Reputation: 2659
I am trying to learn the tidymodels
ecosystem by converting caret::train()
code into tidymodels
workflows. I am getting differences that I think are a biproduct of the resampling algorithms in caret
vs. rsample
. A colleague wrote a gist showing the differences in datasets with the same seed: https://gist.github.com/bradleyboehmke/7794b79a07afb443da11d930ff84bed7
You can see small differences here in simple models (that I think I coded to be the same):
library(caret)
library(tidyverse)
library(tidymodels)
data(ames)
set.seed(123)
(cv_model1 <- train(
form = Sale_Price ~ Gr_Liv_Area,
data = ames,
method = "lm",
trControl = trainControl(method="cv", number = 10)
))
vs.
set.seed(123)
folds <- vfold_cv(ames, v = 10)
the_lm_model <-
linear_reg() %>%
set_engine("lm")
the_rec <-
recipe(Sale_Price ~ Gr_Liv_Area, data = ames)
the_workflow <-
workflow() %>%
add_recipe(the_rec) %>%
add_model(the_lm_model)
the_results <-
fit_resamples(the_workflow, folds)
collect_metrics(the_results)
Is there a straight forward way to use caret
resamples (from caret::createFolds()
) in a tidymodel
workflow (that would normally be created with rsample::vfold_cv()

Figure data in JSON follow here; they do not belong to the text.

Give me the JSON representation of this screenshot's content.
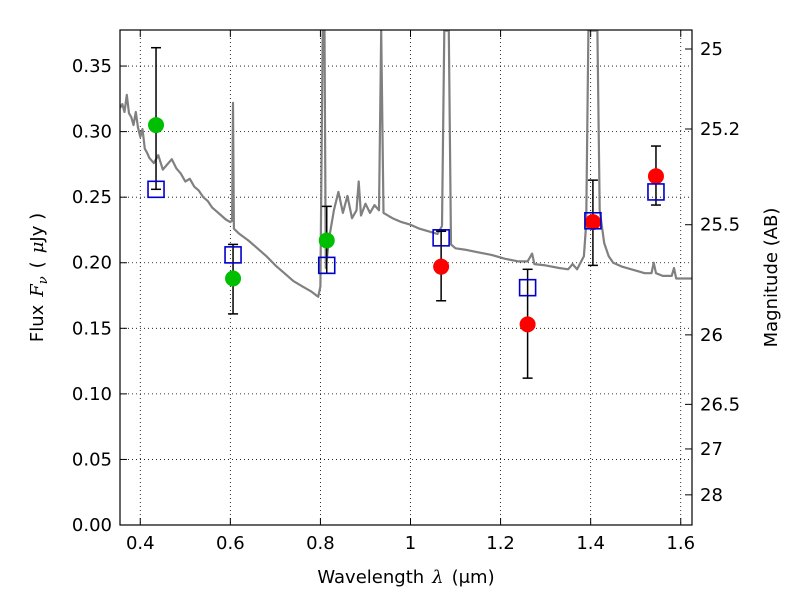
{
  "chart_data": {
    "type": "scatter",
    "xlabel_prefix": "Wavelength",
    "xlabel_symbol": "λ",
    "xlabel_unit": "(μm)",
    "ylabel_prefix": "Flux",
    "ylabel_symbol": "F",
    "ylabel_subscript": "ν",
    "ylabel_unit_open": "(",
    "ylabel_unit_mu": "μ",
    "ylabel_unit_rest": "Jy )",
    "y2label": "Magnitude (AB)",
    "xlim": [
      0.355,
      1.625
    ],
    "ylim": [
      0.0,
      0.3775
    ],
    "grid": true,
    "x_ticks": [
      0.4,
      0.6,
      0.8,
      1.0,
      1.2,
      1.4,
      1.6
    ],
    "x_tick_labels": [
      "0.4",
      "0.6",
      "0.8",
      "1",
      "1.2",
      "1.4",
      "1.6"
    ],
    "y_ticks": [
      0.0,
      0.05,
      0.1,
      0.15,
      0.2,
      0.25,
      0.3,
      0.35
    ],
    "y_tick_labels": [
      "0.00",
      "0.05",
      "0.10",
      "0.15",
      "0.20",
      "0.25",
      "0.30",
      "0.35"
    ],
    "y2_ticks": [
      {
        "label": "25",
        "flux": 0.363
      },
      {
        "label": "25.2",
        "flux": 0.302
      },
      {
        "label": "25.5",
        "flux": 0.229
      },
      {
        "label": "26",
        "flux": 0.145
      },
      {
        "label": "26.5",
        "flux": 0.092
      },
      {
        "label": "27",
        "flux": 0.058
      },
      {
        "label": "28",
        "flux": 0.023
      }
    ],
    "series": [
      {
        "marker": "circle",
        "color": "#00bf00",
        "points": [
          {
            "x": 0.435,
            "y": 0.305
          },
          {
            "x": 0.606,
            "y": 0.188
          },
          {
            "x": 0.814,
            "y": 0.217
          }
        ]
      },
      {
        "marker": "circle",
        "color": "#ff0000",
        "points": [
          {
            "x": 1.068,
            "y": 0.197
          },
          {
            "x": 1.26,
            "y": 0.153
          },
          {
            "x": 1.405,
            "y": 0.231
          },
          {
            "x": 1.545,
            "y": 0.266
          }
        ]
      },
      {
        "marker": "open-square",
        "color": "#0000cc",
        "points": [
          {
            "x": 0.435,
            "y": 0.256,
            "err_lo": 0.256,
            "err_hi": 0.364
          },
          {
            "x": 0.606,
            "y": 0.206,
            "err_lo": 0.161,
            "err_hi": 0.214
          },
          {
            "x": 0.814,
            "y": 0.198,
            "err_lo": 0.192,
            "err_hi": 0.243
          },
          {
            "x": 1.068,
            "y": 0.219,
            "err_lo": 0.171,
            "err_hi": 0.224
          },
          {
            "x": 1.26,
            "y": 0.181,
            "err_lo": 0.112,
            "err_hi": 0.195
          },
          {
            "x": 1.405,
            "y": 0.232,
            "err_lo": 0.198,
            "err_hi": 0.263
          },
          {
            "x": 1.545,
            "y": 0.254,
            "err_lo": 0.244,
            "err_hi": 0.289
          }
        ]
      },
      {
        "marker": "line",
        "color": "#808080",
        "points": [
          {
            "x": 0.355,
            "y": 0.318
          },
          {
            "x": 0.36,
            "y": 0.321
          },
          {
            "x": 0.365,
            "y": 0.315
          },
          {
            "x": 0.37,
            "y": 0.328
          },
          {
            "x": 0.375,
            "y": 0.314
          },
          {
            "x": 0.38,
            "y": 0.311
          },
          {
            "x": 0.385,
            "y": 0.305
          },
          {
            "x": 0.39,
            "y": 0.315
          },
          {
            "x": 0.395,
            "y": 0.303
          },
          {
            "x": 0.4,
            "y": 0.296
          },
          {
            "x": 0.405,
            "y": 0.302
          },
          {
            "x": 0.41,
            "y": 0.287
          },
          {
            "x": 0.415,
            "y": 0.284
          },
          {
            "x": 0.42,
            "y": 0.28
          },
          {
            "x": 0.43,
            "y": 0.276
          },
          {
            "x": 0.44,
            "y": 0.282
          },
          {
            "x": 0.45,
            "y": 0.271
          },
          {
            "x": 0.46,
            "y": 0.275
          },
          {
            "x": 0.47,
            "y": 0.279
          },
          {
            "x": 0.48,
            "y": 0.272
          },
          {
            "x": 0.49,
            "y": 0.268
          },
          {
            "x": 0.5,
            "y": 0.262
          },
          {
            "x": 0.51,
            "y": 0.264
          },
          {
            "x": 0.52,
            "y": 0.258
          },
          {
            "x": 0.53,
            "y": 0.255
          },
          {
            "x": 0.54,
            "y": 0.25
          },
          {
            "x": 0.55,
            "y": 0.247
          },
          {
            "x": 0.56,
            "y": 0.242
          },
          {
            "x": 0.57,
            "y": 0.239
          },
          {
            "x": 0.58,
            "y": 0.236
          },
          {
            "x": 0.59,
            "y": 0.233
          },
          {
            "x": 0.6,
            "y": 0.231
          },
          {
            "x": 0.604,
            "y": 0.232
          },
          {
            "x": 0.606,
            "y": 0.322
          },
          {
            "x": 0.608,
            "y": 0.226
          },
          {
            "x": 0.62,
            "y": 0.222
          },
          {
            "x": 0.64,
            "y": 0.217
          },
          {
            "x": 0.66,
            "y": 0.211
          },
          {
            "x": 0.68,
            "y": 0.205
          },
          {
            "x": 0.7,
            "y": 0.198
          },
          {
            "x": 0.72,
            "y": 0.192
          },
          {
            "x": 0.74,
            "y": 0.186
          },
          {
            "x": 0.76,
            "y": 0.182
          },
          {
            "x": 0.78,
            "y": 0.178
          },
          {
            "x": 0.795,
            "y": 0.174
          },
          {
            "x": 0.8,
            "y": 0.182
          },
          {
            "x": 0.805,
            "y": 0.377
          },
          {
            "x": 0.809,
            "y": 0.377
          },
          {
            "x": 0.812,
            "y": 0.196
          },
          {
            "x": 0.82,
            "y": 0.22
          },
          {
            "x": 0.83,
            "y": 0.24
          },
          {
            "x": 0.84,
            "y": 0.254
          },
          {
            "x": 0.85,
            "y": 0.238
          },
          {
            "x": 0.86,
            "y": 0.251
          },
          {
            "x": 0.87,
            "y": 0.234
          },
          {
            "x": 0.88,
            "y": 0.24
          },
          {
            "x": 0.885,
            "y": 0.262
          },
          {
            "x": 0.89,
            "y": 0.236
          },
          {
            "x": 0.9,
            "y": 0.245
          },
          {
            "x": 0.91,
            "y": 0.238
          },
          {
            "x": 0.92,
            "y": 0.244
          },
          {
            "x": 0.93,
            "y": 0.24
          },
          {
            "x": 0.935,
            "y": 0.377
          },
          {
            "x": 0.94,
            "y": 0.238
          },
          {
            "x": 0.96,
            "y": 0.234
          },
          {
            "x": 0.98,
            "y": 0.231
          },
          {
            "x": 1.0,
            "y": 0.229
          },
          {
            "x": 1.02,
            "y": 0.226
          },
          {
            "x": 1.04,
            "y": 0.224
          },
          {
            "x": 1.06,
            "y": 0.222
          },
          {
            "x": 1.07,
            "y": 0.228
          },
          {
            "x": 1.075,
            "y": 0.377
          },
          {
            "x": 1.085,
            "y": 0.377
          },
          {
            "x": 1.09,
            "y": 0.214
          },
          {
            "x": 1.1,
            "y": 0.211
          },
          {
            "x": 1.12,
            "y": 0.21
          },
          {
            "x": 1.15,
            "y": 0.208
          },
          {
            "x": 1.18,
            "y": 0.206
          },
          {
            "x": 1.21,
            "y": 0.203
          },
          {
            "x": 1.24,
            "y": 0.201
          },
          {
            "x": 1.26,
            "y": 0.201
          },
          {
            "x": 1.27,
            "y": 0.207
          },
          {
            "x": 1.275,
            "y": 0.199
          },
          {
            "x": 1.3,
            "y": 0.198
          },
          {
            "x": 1.33,
            "y": 0.196
          },
          {
            "x": 1.35,
            "y": 0.195
          },
          {
            "x": 1.36,
            "y": 0.199
          },
          {
            "x": 1.37,
            "y": 0.195
          },
          {
            "x": 1.385,
            "y": 0.205
          },
          {
            "x": 1.39,
            "y": 0.23
          },
          {
            "x": 1.395,
            "y": 0.377
          },
          {
            "x": 1.415,
            "y": 0.377
          },
          {
            "x": 1.42,
            "y": 0.24
          },
          {
            "x": 1.43,
            "y": 0.215
          },
          {
            "x": 1.44,
            "y": 0.205
          },
          {
            "x": 1.45,
            "y": 0.2
          },
          {
            "x": 1.47,
            "y": 0.197
          },
          {
            "x": 1.5,
            "y": 0.194
          },
          {
            "x": 1.52,
            "y": 0.192
          },
          {
            "x": 1.535,
            "y": 0.192
          },
          {
            "x": 1.54,
            "y": 0.2
          },
          {
            "x": 1.545,
            "y": 0.192
          },
          {
            "x": 1.56,
            "y": 0.19
          },
          {
            "x": 1.58,
            "y": 0.19
          },
          {
            "x": 1.585,
            "y": 0.196
          },
          {
            "x": 1.59,
            "y": 0.188
          },
          {
            "x": 1.625,
            "y": 0.188
          }
        ]
      }
    ]
  }
}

? I am hoping if I can figure out this detail I can replicate complex old code with the new ecosystem (for teaching).
Upvotes: 1
Views: 246
Reputation: 19716
Edit. Thanks to Julia Silge comment.
The functions rsample2caret() and caret2rsample()
can be used to convert resampling objects between formats.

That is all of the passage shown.